Your next section should be your FINANCIAL PLAN. Your financial Plan is the section that details how much money you will need to get your home business off the ground and how much capital you will need to keep it running.

This will entail you creating both a start up budget and an operating budget. Your start up budget will include expenses required for such items such as home office furniture, computer equipment, software programs, supplies, licenses, insurance, professional fees, legal fees, local permits. Your operating budget will include such expense items as utilities, salaries, loan payments, taxes, advertising and all other expenses that involve the operation and running of your home based business.

Below is an overview summary example of both budgets:

START-UP BUDGET

One Time Start Up Cost
Equipment & installation
Office Supplies
Office Decorations
Fixtures & installation
Remodeling
Professional Fees
Utility Deposits
Licenses
Permits
Franchises fees(if applicable)
Total

OPERATING BUDGET

Your Salary
Employee Salaries
Portion of Rent or Mortgage
Utilities
Office Supplies
Advertising fees
Taxes(all taxes)
Maintenance
Loan Payments
Professional Fees
Insurance Fees
Delivery
Postage
Internet Service
Transportation(gas, oil)
Total

The above is only a visual overview. You may wish to create a more detailed budgets depending on additional costs and expenses that your particular home business may require.

The important thing is to show how you plan to pay for the various costs of both budgets. Will you use your savings? Bank loans? SBA Loan? Venture Capitalist? Borrow from friends, relatives, former employers. Loan sharks? Just kidding. Stay very far away from them if you like having all your limbs in working order.

In this section you will incorporate a balance sheet, cash flow projections, profit and loss statement and break-even analysis. These financial statements will enable you or anyone else to determine how much funding you will need to keep your home business in operation until the business can become self sufficient and profit making.

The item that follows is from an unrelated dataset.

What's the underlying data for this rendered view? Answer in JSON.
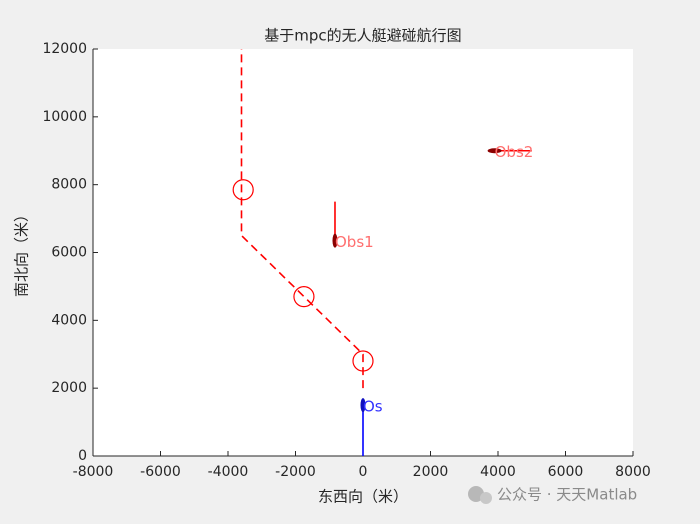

Unless you happen to be either an accountant or book keeper or just have a good knowledge of business accounting, you will probably have to obtain the services of a professional accountant to create this financial statements for you or make use of accounting software programs like Quicken or Quickbooks.

And last but certainly not least, you will have to include your SALES PROJECTIONS AND BUSINESS OPERATIONS section. These are basically estimates, based on your market share and your market, of what your sales figures will be over the course of the next three to four years. You might want to toss into the mix a detailed explanation of how you plan to reach this sales projection figures--special advertising promotions, distribution of your products or service, plans to keep up with public demand and how you plan to make use of your business plan to implement your sales. If during the creation of your business plan, any of the factors change due to a changing economy, supplier price increases, overhead increases or decreases, be sure to update your business plan to reflect those changes.